Economic growth slow but strong despite global weakness

Share Markets:

Some lacklustre earnings reports and profit taking took US share markets sharply lower overnight.

The Dow fell 1.1%, the S&P500 fell 1.0% and the Nasdaq was down 1.6%. European markets were a little firmer as Greece appeared to give ground in its discussions with its creditors.

The German Dax index rose 0.2%, the FTSE was also up 0.2% but the Euro Stoxx index was flat.

Interest Rates: 

Despite the weakness in US equity markets, US government bond yields were little moved.

Ten year US government bond yields fell just one basis point to 2.03% while the 2 year rate rose one basis point to 0.57%. In Australia 10 year yields edged up five basis points to 2.65% and 3 year rates remained unchanged at 1.93%.

Foreign Exchange:

The US dollar index initially fell at the London open but then regained ground.

The Euro was stronger but the AUD moved back into the US 79 cent range. Since mid-April, the US dollar index has fallen 4.7% and added to upward pressure on the AUD.

Commodities:

The price of oil continues to push higher despite reports of strong OPEC production.

Gold was weaker, slipping below US$1200 per ounce while copper rose on some good data on employment out of the US.

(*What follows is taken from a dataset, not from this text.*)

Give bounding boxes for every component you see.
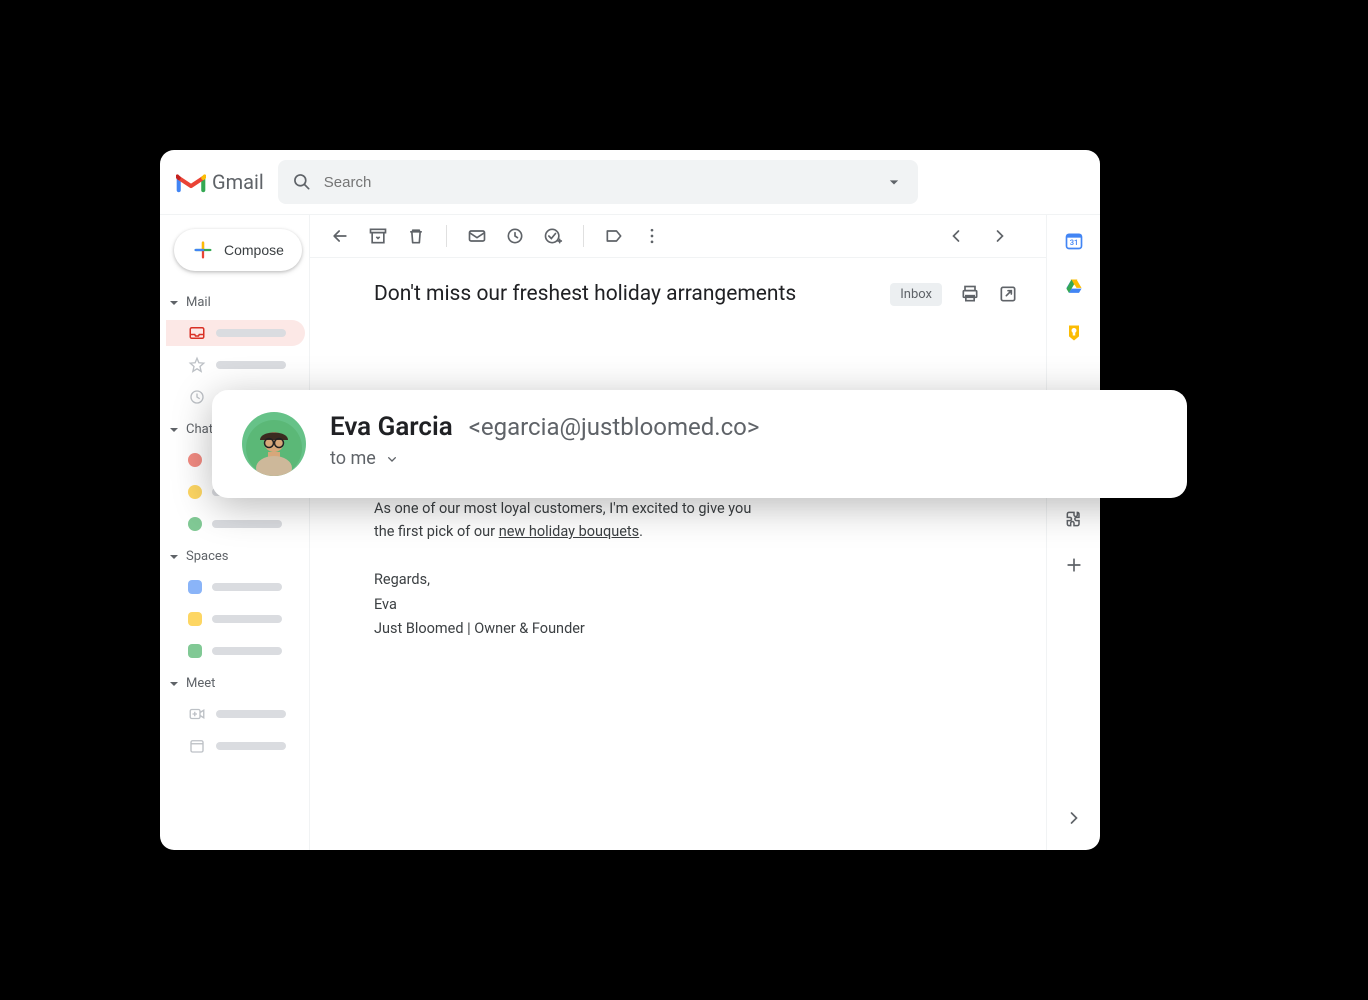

The price of iron ore slipped below US$60 per tonne but is well up on its low of US$48 in mid-April.

Australia:

Private sector credit grew by 0.5% in March, which saw the annual rate remain steady at 6.2%. This is still equal to the strongest in pace of growth in six years. 

Low interest rates are slowly but surely increasing appetite for debt. Despite the pickup, the pace of credit growth remains below its long-run average.

The terms of trade declined marginally over the March quarter, as implied by the trade price indices (based on merchandised goods).

Export prices declined 0.5% in the March quarter, largely reflecting lower commodity prices. Import prices also slipped, dropping 0.2% in the quarter, as the sharp fall in fuel costs outweighed the impact of the fall in the Australian dollar.

China:

No data of market significance released.

Europe:

Eurozone CPI rose from an annual pace of -0.1% in March to 0.0% in April, according to the flash estimate based on German and Spanish figures, and partial data from other member states.

The core annual rate was steady at 0.6%, its all-time low. ECB policy has been established to counter this low inflation.

Japan:

The Bank of Japan (BoJ) left monetary policy unchanged, but lowered its inflation and growth forecasts. It now expects inflation will not reach the BoJ's 2.0% target until September 2016 (previously April).

Despite the delay in reaching its inflation target, BoJ Governor Kuroda said that "trend inflation is improving steadily" and that he did not think that there was a need to ease policy further.

In terms of data, industrial production fell 0.3%, dropping for the second consecutive month. It was however, above expectations for a 2.3% decline, and reflects a pullback in activity from a strong 4.1% increase in January.

Housing starts were 0.7% higher in the year to March.

New Zealand:

Building permits grew 11.0% in March, rebounding from a 6.5% decline in February. Despite the strong gain, approvals were still down over the March quarter.

United Kingdom:

No data of market significance released.

United States:

US personal spending rose 0.4% in March, consistent with the quarterly totals in yesterday's GDP report. Personal income however was flat in March, its weakest in over a year.

US employment cost index rose 0.7% in Q1, matching its fastest quarterly gains since 2008, driven by private sector wages & salaries growth which lifted from 0.5% to 0.7%.

In annual growth terms, the employment cost index (ECI) lifted from 2.2% to 2.6%, a multi-year high.

The stronger than expected ECI gain can be traced to private sector sales worker bonuses, rather than broad-based gains in employment costs; indeed some sectors such as construction saw weaker annual growth in compensation.

US initial jobless claims fell from 296k to 262k in the week ended April  25, their lowest reading in fifteen years, with no special factors or distortions at play.

Firms are hanging on to workers like never before this century, a necessary pre-condition for the sustained labour market improvement sought by the Fed.

The US Chicago Fed factory index recovered from 46.3 in March to 52.3 in April after the first pair of sub 50 readings (Feb-Mar) since the 2009 recession.